One of the really interesting side discoveries of the research we did as part of the Vibrant Congregations Project is that it's really hard to change alone.
Maybe I should back up a bit to put this more in context.
The Vibrant Congregations Project was a research endeavor generously funded by the Lilly Endowment to help a team from Luther Seminary investigate what contributed to congregational vitality and vibrancy. Partnering with congregations all over the U.S. and Canada, we studied four dimensions of congregational life - stewardship, vocation (connecting faith and daily life), biblical preaching, and biblical fluency (patterns of reading and studying the Bible at church and home). In addition to learning a lot about each of these dimensions of congregational life, we also learned a great deal about the nature of vibrancy and, while we were at it, the nature of change.
One of the things we learned was that it is very hard to change by yourself. Part of this we knew, or at least anticipated, ahead of time. And so when we worked with congregations we asked them to send two-person teams to Luther several times and to surround those two persons with a larger team back at the congregation. We knew from experience that it's very easy to get jazzed up about an idea at a conference or workshop but then to have difficulty translating that excitement into tangible action back home. One person often fails to move a whole group. But when two people go to conference, you already have a group! A small group, to be sure, but a group who can strategize together, encourage each other, even console and inspire each other from time to time. Include three persons in the group and it gets even easier, four all the more so, and so on.

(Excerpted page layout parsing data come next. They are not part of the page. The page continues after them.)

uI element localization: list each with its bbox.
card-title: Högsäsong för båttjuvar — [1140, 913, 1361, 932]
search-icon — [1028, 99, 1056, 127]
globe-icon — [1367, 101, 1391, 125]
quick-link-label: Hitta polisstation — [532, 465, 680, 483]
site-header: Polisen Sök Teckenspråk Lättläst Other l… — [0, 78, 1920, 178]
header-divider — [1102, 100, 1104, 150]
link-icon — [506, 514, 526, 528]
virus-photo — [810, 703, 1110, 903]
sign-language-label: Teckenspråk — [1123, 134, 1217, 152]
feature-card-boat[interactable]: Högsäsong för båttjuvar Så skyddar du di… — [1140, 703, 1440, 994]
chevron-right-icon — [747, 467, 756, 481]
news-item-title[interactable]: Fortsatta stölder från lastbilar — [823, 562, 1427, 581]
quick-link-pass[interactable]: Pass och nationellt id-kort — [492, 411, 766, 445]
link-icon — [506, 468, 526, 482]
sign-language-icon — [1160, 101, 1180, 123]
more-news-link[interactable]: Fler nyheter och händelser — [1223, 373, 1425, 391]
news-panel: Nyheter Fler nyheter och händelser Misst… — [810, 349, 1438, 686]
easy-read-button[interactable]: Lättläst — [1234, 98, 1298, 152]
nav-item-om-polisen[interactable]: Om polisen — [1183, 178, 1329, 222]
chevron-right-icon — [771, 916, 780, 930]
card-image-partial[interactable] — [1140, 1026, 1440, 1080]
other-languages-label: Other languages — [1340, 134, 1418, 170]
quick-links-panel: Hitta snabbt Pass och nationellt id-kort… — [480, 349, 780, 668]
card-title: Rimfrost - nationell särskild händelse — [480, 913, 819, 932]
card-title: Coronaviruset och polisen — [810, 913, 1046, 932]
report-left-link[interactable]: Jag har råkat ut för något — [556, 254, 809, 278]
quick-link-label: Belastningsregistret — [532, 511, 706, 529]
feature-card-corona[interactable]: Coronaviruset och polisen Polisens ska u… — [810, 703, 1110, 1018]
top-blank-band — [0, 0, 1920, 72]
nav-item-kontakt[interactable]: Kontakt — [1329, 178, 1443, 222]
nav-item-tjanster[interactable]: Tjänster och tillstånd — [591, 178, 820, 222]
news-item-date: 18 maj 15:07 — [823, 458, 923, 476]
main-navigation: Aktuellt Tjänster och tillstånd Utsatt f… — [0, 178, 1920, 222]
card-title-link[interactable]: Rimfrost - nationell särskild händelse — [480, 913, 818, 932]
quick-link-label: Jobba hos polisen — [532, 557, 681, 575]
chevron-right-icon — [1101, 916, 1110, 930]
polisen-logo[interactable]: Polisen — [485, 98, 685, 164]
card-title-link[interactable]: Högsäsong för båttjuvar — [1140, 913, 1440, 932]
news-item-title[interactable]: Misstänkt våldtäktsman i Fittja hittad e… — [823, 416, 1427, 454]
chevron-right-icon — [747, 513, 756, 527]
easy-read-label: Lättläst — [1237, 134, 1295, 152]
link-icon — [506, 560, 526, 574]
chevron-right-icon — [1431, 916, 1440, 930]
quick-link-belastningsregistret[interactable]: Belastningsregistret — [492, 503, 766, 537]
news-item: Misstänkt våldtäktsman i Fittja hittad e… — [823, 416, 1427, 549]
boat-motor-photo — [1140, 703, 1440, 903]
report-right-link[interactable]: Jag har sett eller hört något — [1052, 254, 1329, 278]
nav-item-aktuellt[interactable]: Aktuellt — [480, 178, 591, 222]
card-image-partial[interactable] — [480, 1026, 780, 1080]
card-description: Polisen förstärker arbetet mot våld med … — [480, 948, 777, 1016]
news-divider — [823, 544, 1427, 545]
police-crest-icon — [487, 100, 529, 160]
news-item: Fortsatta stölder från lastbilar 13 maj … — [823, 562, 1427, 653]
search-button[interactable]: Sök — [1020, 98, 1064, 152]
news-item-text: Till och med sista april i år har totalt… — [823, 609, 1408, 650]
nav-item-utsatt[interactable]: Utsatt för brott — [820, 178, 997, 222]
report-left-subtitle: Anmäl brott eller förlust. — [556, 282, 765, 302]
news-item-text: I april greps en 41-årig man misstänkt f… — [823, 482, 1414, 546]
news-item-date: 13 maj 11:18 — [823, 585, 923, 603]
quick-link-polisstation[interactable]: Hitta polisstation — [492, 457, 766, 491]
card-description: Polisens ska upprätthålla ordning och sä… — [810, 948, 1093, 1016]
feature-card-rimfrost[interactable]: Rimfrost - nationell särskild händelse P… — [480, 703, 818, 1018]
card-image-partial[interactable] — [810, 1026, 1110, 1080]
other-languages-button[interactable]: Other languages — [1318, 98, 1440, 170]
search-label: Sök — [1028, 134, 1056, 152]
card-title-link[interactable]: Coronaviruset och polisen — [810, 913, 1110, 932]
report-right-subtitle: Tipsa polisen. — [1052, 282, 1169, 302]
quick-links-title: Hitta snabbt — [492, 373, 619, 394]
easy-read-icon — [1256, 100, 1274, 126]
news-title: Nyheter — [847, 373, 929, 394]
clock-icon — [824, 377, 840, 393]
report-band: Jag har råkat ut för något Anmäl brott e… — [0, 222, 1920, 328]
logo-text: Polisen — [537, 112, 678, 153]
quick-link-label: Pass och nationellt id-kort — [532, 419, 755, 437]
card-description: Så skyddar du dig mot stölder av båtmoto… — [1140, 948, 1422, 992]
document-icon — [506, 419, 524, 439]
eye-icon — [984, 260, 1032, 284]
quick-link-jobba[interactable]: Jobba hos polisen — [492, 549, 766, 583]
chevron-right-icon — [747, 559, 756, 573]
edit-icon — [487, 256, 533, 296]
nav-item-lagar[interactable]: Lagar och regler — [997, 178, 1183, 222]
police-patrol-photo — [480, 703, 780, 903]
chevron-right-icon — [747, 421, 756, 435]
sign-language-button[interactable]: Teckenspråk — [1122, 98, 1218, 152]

So we knew that. What we didn't anticipate - but found really cool - was that each of these congregational teams profited from having company, from being able to travel this journey of change with other congregational teams along side them. Some of that was immediately evident in the good humor and spirit of camaraderie that quickly animated our group gathering. But we also discovered that this spirit of encouragement and mutual support spilled over into times when the groups were not physically together but rather scattered all over the continent.
Although I could offer several examples, I'll share just this one from our biblical preaching group. The first part of our year-long study with these congregation involved a period of "discovery," when each team would map out the "lay of the land" in its congregation by using surveys and interviews. This meant that when it came to preaching, for instance, we asked via survey and interview questions about the degree to which sermons connected (or didn't) the biblical passage at hand to everyday life. And we asked about whether folks thought about the sermon later in the week. And we asked about how engaged they were by the sermon.
After all the surveys and interview data was collected, collated, and analyzed, we planned to distribute the results to each team - both the individual results of a particular congregation as well as the aggregate data of the whole group of congregations. Much earlier, we'd announced the day we'd send back all the data and analysis - as much to give ourselves a deadline as anything else. Two days before that deadline, emails between these teams started racing across the internet. What we realized - and probably should have known - was that the imminent arrival of all this feedback about preaching - their preaching! - was creating a fair amount of anxiety among our preachers and even their other team members.
In response - and really quite beautifully - the participating preachers reached out to each other and discovered that a) they weren't alone in their anxiety about hearing what their people really thought of their preaching and b) that they could not just face the feedback but learn from it when they remembered that other preachers were participating in the project, too. And, in fact, when we gathered a month or so later we did indeed learn a lot from each other as well as offer encouragement and support.
Change is hard. Changing alone is nearly impossible. It simply creates too much anxiety and invites too much re-imagining of who you are. And so we do better when we try to change together. Charles Duhigg, author of the fantastic The Power of Habit , draws much the same conclusion when he points to the effectiveness of AA meetings. Think about it: folks struggling with addiction find it very, very difficult to change such a powerful habit, but with regular and reliable encouragement, support, and accountability, that massive change is made a little easier.
So if you're contemplating a change - in how you eat or exercise or in how you run meetings at work or even preach a sermon on Sunday - keep in mind that you will benefit immensely if you can find a group of peers who will support you and work at change along side of you. Change is often hard, but it's almost always easier when done together.